Scanning and sorting occur every five seconds, with only a minimal amount of data moved in each cycle.
4 Issues with storage tiering
Allowing the storage array to make all the decisions on data movement makes sense from a general point of view, but there are times when this approach may have its problems.
There may be justifiable reasons to pin some application data permanently to one tier or another. For example, a critical application may need to be able to always guarantee response time or an archive application may never need to write to flash storage. Exceptions must be catered for within tiering policy definitions, rather than assuming that active/inactive or the “hot/cold” status of data should dictate location.

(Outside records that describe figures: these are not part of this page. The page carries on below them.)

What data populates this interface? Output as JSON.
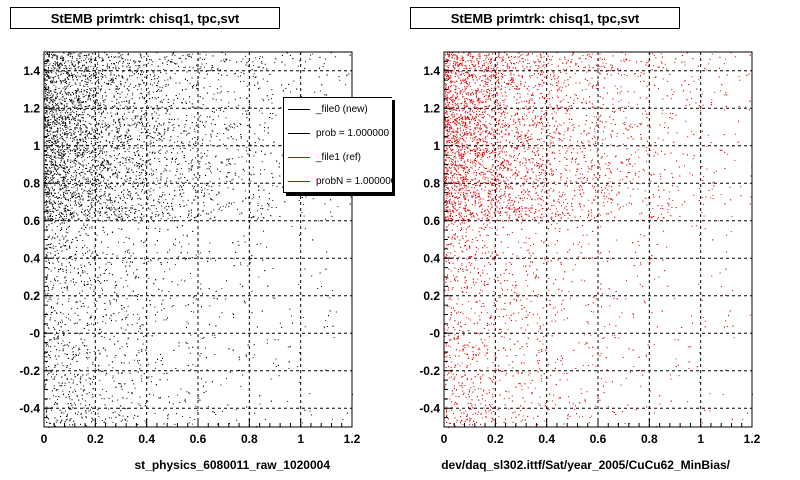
{
  "colors": {
    "new": "#000000",
    "ref": "#dd0000"
  },
  "footer": {
    "text": ""
  },
  "legend": {
    "items": [
      {
        "label": "_file0 (new)",
        "color": "#000000"
      },
      {
        "label": "prob = 1.000000",
        "color": "#000000"
      },
      {
        "label": "_file1 (ref)",
        "color": "#dd0000"
      },
      {
        "label": "probN = 1.000000",
        "color": "#dd0000"
      }
    ]
  },
  "chart_data": [
    {
      "type": "scatter",
      "title": "StEMB primtrk: chisq1, tpc,svt",
      "xlabel": "st_physics_6080011_raw_1020004",
      "ylabel": "",
      "xlim": [
        0,
        1.2
      ],
      "ylim": [
        -0.5,
        1.5
      ],
      "xticks": [
        "0",
        "0.2",
        "0.4",
        "0.6",
        "0.8",
        "1",
        "1.2"
      ],
      "yticks": [
        "-0.4",
        "-0.2",
        "-0",
        "0.2",
        "0.4",
        "0.6",
        "0.8",
        "1",
        "1.2",
        "1.4"
      ],
      "grid": true,
      "series": [
        {
          "color": "#000000",
          "density": "high near x=0, decreasing with x; denser at y>0.6"
        }
      ]
    },
    {
      "type": "scatter",
      "title": "StEMB primtrk: chisq1, tpc,svt",
      "xlabel": "dev/daq_sl302.ittf/Sat/year_2005/CuCu62_MinBias/",
      "ylabel": "",
      "xlim": [
        0,
        1.2
      ],
      "ylim": [
        -0.5,
        1.5
      ],
      "xticks": [
        "0",
        "0.2",
        "0.4",
        "0.6",
        "0.8",
        "1",
        "1.2"
      ],
      "yticks": [
        "-0.4",
        "-0.2",
        "-0",
        "0.2",
        "0.4",
        "0.6",
        "0.8",
        "1",
        "1.2",
        "1.4"
      ],
      "grid": true,
      "series": [
        {
          "color": "#dd0000",
          "density": "high near x=0, decreasing with x; denser at y>0.6"
        }
      ]
    }
  ]
}
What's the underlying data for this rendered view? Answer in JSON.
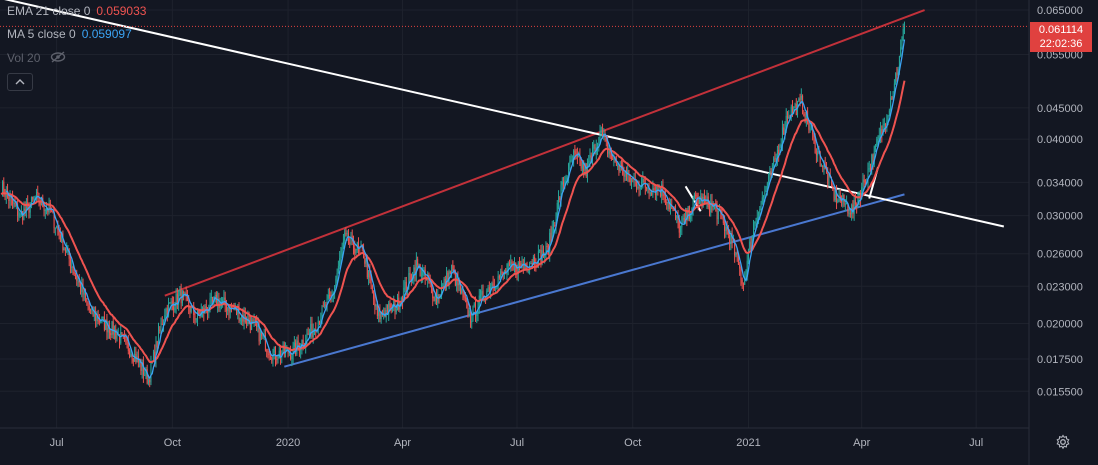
{
  "legend": {
    "ema": {
      "label": "EMA 21 close 0",
      "value": "0.059033",
      "color": "#ef5350"
    },
    "ma": {
      "label": "MA 5 close 0",
      "value": "0.059097",
      "color": "#3ba4f5"
    },
    "vol": {
      "label": "Vol 20",
      "icon": "eye-crossed-icon"
    }
  },
  "last_price": {
    "value": "0.061114",
    "countdown": "22:02:36"
  },
  "colors": {
    "background": "#131722",
    "grid": "#1e222d",
    "axis_text": "#b2b5be",
    "up": "#26a69a",
    "down": "#ef5350",
    "ema": "#ef5350",
    "ma": "#3ba4f5",
    "resistance": "#c2313a",
    "support": "#4a78d0",
    "downtrend": "#ffffff"
  },
  "chart_data": {
    "type": "candlestick",
    "y_scale": "log",
    "ylim": [
      0.0135,
      0.0675
    ],
    "y_ticks": [
      "0.065000",
      "0.055000",
      "0.045000",
      "0.040000",
      "0.034000",
      "0.030000",
      "0.026000",
      "0.023000",
      "0.020000",
      "0.017500",
      "0.015500"
    ],
    "x_ticks": [
      "Jul",
      "Oct",
      "2020",
      "Apr",
      "Jul",
      "Oct",
      "2021",
      "Apr",
      "Jul"
    ],
    "xlim": [
      "2019-05-17",
      "2021-08-12"
    ],
    "price_path": [
      [
        "2019-05-18",
        0.0335
      ],
      [
        "2019-06-02",
        0.03
      ],
      [
        "2019-06-15",
        0.032
      ],
      [
        "2019-06-26",
        0.0305
      ],
      [
        "2019-07-10",
        0.0258
      ],
      [
        "2019-07-28",
        0.0208
      ],
      [
        "2019-08-15",
        0.0195
      ],
      [
        "2019-08-30",
        0.018
      ],
      [
        "2019-09-12",
        0.0162
      ],
      [
        "2019-09-25",
        0.021
      ],
      [
        "2019-10-08",
        0.0222
      ],
      [
        "2019-10-20",
        0.0205
      ],
      [
        "2019-11-05",
        0.0218
      ],
      [
        "2019-11-20",
        0.021
      ],
      [
        "2019-12-05",
        0.0198
      ],
      [
        "2019-12-20",
        0.0178
      ],
      [
        "2020-01-05",
        0.018
      ],
      [
        "2020-01-20",
        0.0195
      ],
      [
        "2020-02-05",
        0.0222
      ],
      [
        "2020-02-15",
        0.0275
      ],
      [
        "2020-03-01",
        0.026
      ],
      [
        "2020-03-12",
        0.0205
      ],
      [
        "2020-03-28",
        0.0215
      ],
      [
        "2020-04-12",
        0.025
      ],
      [
        "2020-04-28",
        0.022
      ],
      [
        "2020-05-10",
        0.0245
      ],
      [
        "2020-05-25",
        0.0205
      ],
      [
        "2020-06-10",
        0.0232
      ],
      [
        "2020-06-25",
        0.0245
      ],
      [
        "2020-07-10",
        0.0252
      ],
      [
        "2020-07-25",
        0.0262
      ],
      [
        "2020-08-05",
        0.033
      ],
      [
        "2020-08-15",
        0.0375
      ],
      [
        "2020-08-25",
        0.0355
      ],
      [
        "2020-09-05",
        0.041
      ],
      [
        "2020-09-15",
        0.037
      ],
      [
        "2020-09-28",
        0.0345
      ],
      [
        "2020-10-12",
        0.0335
      ],
      [
        "2020-10-25",
        0.033
      ],
      [
        "2020-11-08",
        0.0285
      ],
      [
        "2020-11-20",
        0.032
      ],
      [
        "2020-12-05",
        0.031
      ],
      [
        "2020-12-18",
        0.0275
      ],
      [
        "2020-12-28",
        0.0232
      ],
      [
        "2021-01-05",
        0.029
      ],
      [
        "2021-01-20",
        0.0355
      ],
      [
        "2021-02-01",
        0.044
      ],
      [
        "2021-02-12",
        0.0458
      ],
      [
        "2021-02-25",
        0.038
      ],
      [
        "2021-03-10",
        0.0325
      ],
      [
        "2021-03-25",
        0.0305
      ],
      [
        "2021-04-05",
        0.035
      ],
      [
        "2021-04-20",
        0.043
      ],
      [
        "2021-05-01",
        0.054
      ],
      [
        "2021-05-05",
        0.0611
      ]
    ],
    "trendlines": [
      {
        "name": "resistance",
        "color": "#c2313a",
        "from": [
          "2019-09-25",
          0.0222
        ],
        "to": [
          "2021-05-21",
          0.065
        ]
      },
      {
        "name": "support",
        "color": "#4a78d0",
        "from": [
          "2019-12-29",
          0.017
        ],
        "to": [
          "2021-05-05",
          0.0325
        ]
      },
      {
        "name": "downtrend",
        "color": "#ffffff",
        "from": [
          "2019-05-17",
          0.068
        ],
        "to": [
          "2021-07-23",
          0.0288
        ]
      },
      {
        "name": "small-downtrend",
        "color": "#ffffff",
        "from": [
          "2020-11-12",
          0.0335
        ],
        "to": [
          "2020-11-24",
          0.0305
        ]
      },
      {
        "name": "small-uptrend",
        "color": "#ffffff",
        "from": [
          "2021-04-07",
          0.032
        ],
        "to": [
          "2021-04-14",
          0.036
        ]
      }
    ]
  }
}
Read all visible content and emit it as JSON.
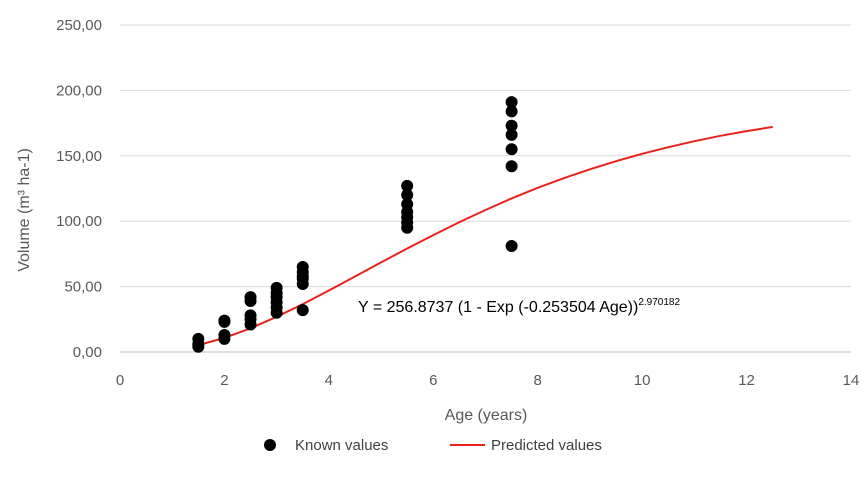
{
  "chart_data": {
    "type": "scatter",
    "xlabel": "Age (years)",
    "ylabel": "Volume (m³ ha-1)",
    "xlim": [
      0,
      14
    ],
    "ylim": [
      0,
      250
    ],
    "x_ticks": [
      0,
      2,
      4,
      6,
      8,
      10,
      12,
      14
    ],
    "y_ticks": [
      0,
      50,
      100,
      150,
      200,
      250
    ],
    "x_tick_labels": [
      "0",
      "2",
      "4",
      "6",
      "8",
      "10",
      "12",
      "14"
    ],
    "y_tick_labels": [
      "0,00",
      "50,00",
      "100,00",
      "150,00",
      "200,00",
      "250,00"
    ],
    "grid": "horizontal",
    "legend_position": "bottom",
    "annotation": {
      "text": "Y = 256.8737 (1 - Exp (-0.253504 Age))",
      "exponent": "2.970182"
    },
    "series": [
      {
        "name": "Known values",
        "kind": "scatter",
        "color": "#000000",
        "points": [
          [
            1.5,
            4
          ],
          [
            1.5,
            6
          ],
          [
            1.5,
            10
          ],
          [
            2,
            10
          ],
          [
            2,
            13
          ],
          [
            2,
            23
          ],
          [
            2,
            24
          ],
          [
            2.5,
            21
          ],
          [
            2.5,
            25
          ],
          [
            2.5,
            28
          ],
          [
            2.5,
            39
          ],
          [
            2.5,
            42
          ],
          [
            3,
            30
          ],
          [
            3,
            34
          ],
          [
            3,
            38
          ],
          [
            3,
            42
          ],
          [
            3,
            45
          ],
          [
            3,
            49
          ],
          [
            3.5,
            32
          ],
          [
            3.5,
            52
          ],
          [
            3.5,
            56
          ],
          [
            3.5,
            58
          ],
          [
            3.5,
            61
          ],
          [
            3.5,
            65
          ],
          [
            5.5,
            95
          ],
          [
            5.5,
            99
          ],
          [
            5.5,
            103
          ],
          [
            5.5,
            107
          ],
          [
            5.5,
            113
          ],
          [
            5.5,
            120
          ],
          [
            5.5,
            127
          ],
          [
            7.5,
            81
          ],
          [
            7.5,
            142
          ],
          [
            7.5,
            155
          ],
          [
            7.5,
            166
          ],
          [
            7.5,
            173
          ],
          [
            7.5,
            184
          ],
          [
            7.5,
            191
          ]
        ]
      },
      {
        "name": "Predicted values",
        "kind": "line",
        "color": "#e8221b",
        "points": [
          [
            1.5,
            5.3
          ],
          [
            2,
            10.8
          ],
          [
            2.5,
            18.1
          ],
          [
            3,
            26.9
          ],
          [
            3.5,
            36.6
          ],
          [
            4,
            47.0
          ],
          [
            4.5,
            57.7
          ],
          [
            5,
            68.5
          ],
          [
            5.5,
            79.1
          ],
          [
            6,
            89.4
          ],
          [
            6.5,
            99.3
          ],
          [
            7,
            108.6
          ],
          [
            7.5,
            117.4
          ],
          [
            8,
            125.5
          ],
          [
            8.5,
            132.9
          ],
          [
            9,
            139.7
          ],
          [
            9.5,
            145.9
          ],
          [
            10,
            151.5
          ],
          [
            10.5,
            156.6
          ],
          [
            11,
            161.2
          ],
          [
            11.5,
            165.3
          ],
          [
            12,
            168.9
          ],
          [
            12.5,
            172.1
          ]
        ]
      }
    ]
  }
}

There are also other issues that may be experienced with automated tiering that must be carefully considered. For example, some workloads are time-specific, in that they become active at a particular time of day, week or month. A slow-responding tiering algorithm may cause problems for these applications when data is not moved to the performance tier quickly enough.
There is also the issue of managing contention between applications. Tiering effectively introduces competition between applications for the faster storage tiers. Without adequate telemetry, it may be hard to spot a shortage of resources in one tier that results in application performance issues across the storage infrastructure.
5 A holistic view is required
We should conclude by stating that tiering is only one feature of modern storage arrays that also deliver performance improvements through caching and data optimisation, through thin provisioning, compression and data deduplication.
All these features are intrinsically linked within the architecture, making it difficult to isolate tiering as the only cost-saving and performance-enhancing solution.